British weekly newspaper (1808–1886)

The Examiner was a British weekly paper founded by Leigh and John Hunt in 1808. For the first fifty years it was a leading intellectual journal expounding radical principles, but from 1865 it repeatedly changed hands and political allegiance, resulting in a rapid decline in readership and loss of purpose. The paper ceased publication in 1886.

==Early history==
While The Examiner was in the hands of John and Leigh Hunt, the sub-title was "A Sunday paper, on politics, domestic economy, and theatricals", and the newspaper devoted itself to providing independent reports on each of these areas. It consistently published leading writers of the day, including Lord Byron, Mary Shelley, Percy Bysshe Shelley, John Keats and William Hazlitt. The Hunt brothers failed in their initial aspiration to refuse advertisements in an effort to increase impartiality. In the first edition, the editor claimed The Examiner would pursue "truth for its sole object"; the paper's radical reformist principles resulted in a series of high-profile prosecutions of the editors.
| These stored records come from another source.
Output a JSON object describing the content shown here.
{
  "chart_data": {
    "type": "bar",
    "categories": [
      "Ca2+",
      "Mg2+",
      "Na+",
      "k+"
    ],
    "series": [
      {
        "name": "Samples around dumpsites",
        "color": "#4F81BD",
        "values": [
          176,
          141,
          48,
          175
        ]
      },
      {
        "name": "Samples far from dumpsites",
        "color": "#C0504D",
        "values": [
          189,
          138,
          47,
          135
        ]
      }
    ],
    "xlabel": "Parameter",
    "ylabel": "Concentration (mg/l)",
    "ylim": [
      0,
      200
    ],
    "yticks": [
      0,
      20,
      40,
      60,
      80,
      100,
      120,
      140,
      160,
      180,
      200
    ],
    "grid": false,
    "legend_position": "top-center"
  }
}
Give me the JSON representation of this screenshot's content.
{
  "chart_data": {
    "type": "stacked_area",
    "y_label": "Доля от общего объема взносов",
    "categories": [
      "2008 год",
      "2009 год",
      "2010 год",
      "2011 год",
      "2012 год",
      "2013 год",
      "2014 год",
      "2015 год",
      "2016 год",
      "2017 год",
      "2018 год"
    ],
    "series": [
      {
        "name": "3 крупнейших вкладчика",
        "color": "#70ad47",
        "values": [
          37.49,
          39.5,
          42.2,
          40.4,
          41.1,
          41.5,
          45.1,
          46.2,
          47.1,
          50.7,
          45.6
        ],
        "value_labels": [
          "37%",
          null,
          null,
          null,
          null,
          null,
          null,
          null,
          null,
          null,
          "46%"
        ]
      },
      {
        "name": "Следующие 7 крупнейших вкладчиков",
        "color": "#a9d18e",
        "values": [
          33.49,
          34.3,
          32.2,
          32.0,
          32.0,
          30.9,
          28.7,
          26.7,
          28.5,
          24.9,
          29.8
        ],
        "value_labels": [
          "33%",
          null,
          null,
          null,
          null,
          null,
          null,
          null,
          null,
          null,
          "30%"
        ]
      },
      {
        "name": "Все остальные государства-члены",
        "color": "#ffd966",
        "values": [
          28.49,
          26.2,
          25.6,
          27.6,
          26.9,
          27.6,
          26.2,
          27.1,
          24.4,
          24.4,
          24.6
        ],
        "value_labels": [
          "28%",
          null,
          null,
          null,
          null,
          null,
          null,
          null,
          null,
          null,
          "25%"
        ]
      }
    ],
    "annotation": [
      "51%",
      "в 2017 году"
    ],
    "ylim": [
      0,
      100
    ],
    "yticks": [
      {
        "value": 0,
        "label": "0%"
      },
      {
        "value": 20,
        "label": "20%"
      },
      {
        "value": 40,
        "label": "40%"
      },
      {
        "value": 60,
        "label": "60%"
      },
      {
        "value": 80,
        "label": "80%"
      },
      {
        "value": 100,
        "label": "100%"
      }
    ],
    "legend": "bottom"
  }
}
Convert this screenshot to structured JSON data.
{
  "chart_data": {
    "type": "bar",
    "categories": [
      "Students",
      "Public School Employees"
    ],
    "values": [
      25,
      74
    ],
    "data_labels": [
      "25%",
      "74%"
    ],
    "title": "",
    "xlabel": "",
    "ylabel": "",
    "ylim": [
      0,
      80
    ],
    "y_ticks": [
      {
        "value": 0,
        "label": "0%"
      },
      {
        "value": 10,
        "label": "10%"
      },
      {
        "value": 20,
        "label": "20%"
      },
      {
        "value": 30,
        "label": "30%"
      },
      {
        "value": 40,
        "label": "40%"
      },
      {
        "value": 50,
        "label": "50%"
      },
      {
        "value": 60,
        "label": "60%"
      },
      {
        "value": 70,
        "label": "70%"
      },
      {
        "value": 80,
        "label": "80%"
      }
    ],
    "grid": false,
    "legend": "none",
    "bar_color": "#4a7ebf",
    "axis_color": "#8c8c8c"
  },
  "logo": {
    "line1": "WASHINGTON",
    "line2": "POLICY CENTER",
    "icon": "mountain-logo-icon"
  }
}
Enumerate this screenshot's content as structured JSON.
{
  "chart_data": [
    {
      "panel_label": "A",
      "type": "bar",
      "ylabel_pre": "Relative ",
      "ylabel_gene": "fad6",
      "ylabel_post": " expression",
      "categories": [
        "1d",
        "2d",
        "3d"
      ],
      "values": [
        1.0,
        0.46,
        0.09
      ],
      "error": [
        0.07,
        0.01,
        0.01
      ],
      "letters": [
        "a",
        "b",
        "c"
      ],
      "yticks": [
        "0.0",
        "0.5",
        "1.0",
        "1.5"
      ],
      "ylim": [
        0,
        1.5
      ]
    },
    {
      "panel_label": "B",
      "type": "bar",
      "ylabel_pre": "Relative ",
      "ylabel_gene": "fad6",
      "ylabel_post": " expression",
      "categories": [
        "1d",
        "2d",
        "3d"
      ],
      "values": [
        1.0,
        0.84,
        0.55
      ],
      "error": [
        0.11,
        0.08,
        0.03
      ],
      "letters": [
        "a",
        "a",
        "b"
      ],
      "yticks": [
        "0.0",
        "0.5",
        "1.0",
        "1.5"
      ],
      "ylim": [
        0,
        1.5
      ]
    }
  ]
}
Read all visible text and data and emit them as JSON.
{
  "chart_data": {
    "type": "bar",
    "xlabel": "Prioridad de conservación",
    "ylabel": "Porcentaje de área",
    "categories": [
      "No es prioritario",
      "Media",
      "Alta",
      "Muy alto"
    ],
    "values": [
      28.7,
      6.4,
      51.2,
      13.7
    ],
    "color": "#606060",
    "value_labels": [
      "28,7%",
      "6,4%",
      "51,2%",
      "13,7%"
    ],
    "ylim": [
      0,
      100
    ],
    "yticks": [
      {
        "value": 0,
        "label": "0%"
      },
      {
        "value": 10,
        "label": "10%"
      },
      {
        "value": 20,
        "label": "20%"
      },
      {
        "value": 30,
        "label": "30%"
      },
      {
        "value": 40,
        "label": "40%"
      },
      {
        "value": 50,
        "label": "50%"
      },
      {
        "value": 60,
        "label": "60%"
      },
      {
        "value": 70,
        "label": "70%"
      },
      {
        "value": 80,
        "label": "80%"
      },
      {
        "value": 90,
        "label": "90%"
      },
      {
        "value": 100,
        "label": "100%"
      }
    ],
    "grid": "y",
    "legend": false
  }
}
A tradition of publishing accurate news and witty criticisms of domestic and foreign politics was continued by Albany Fonblanque, who took over the paper in 1828.

Until Fonblanque sold The Examiner in the mid-1860s, the newspaper took the form of a sixteen-page journal priced at 6d, designed to be kept and repeatedly referred to.

==Later times==
Albany Fonblanque, the journal's political commentator since 1826, took over The Examiner in 1830, serving as editor until 1847. He brought in such contributors as John Stuart Mill, John Forster, William Makepeace Thackeray, and most notably Charles Dickens. Fonblanque also wrote the first notice of Sketches by Boz (28 February 1836) and of The Pickwick Papers (4 September 1836). Forster became the magazine's literary editor in 1835, and succeeded Fonblanque as editor from 1847 to 1855. Forster himself was succeeded by Marmion Savage.

Circulation per issue varied over time. In 1829, it was 5,200, 1837 (3,900), 1840 (6,000), 1845 (5,100) and 1854 (4,800).

The Examiners reputation was undermined when the new owner, William McCullagh Torrens, halved the price of the publication in 1867. Although its tradition of radical intellectual commentaries was revived in the 1870s under the editorship of William Minto, The Examiner was repeatedly sold until the final edition appeared in February 1881.

The magazine ceased publication in 1886.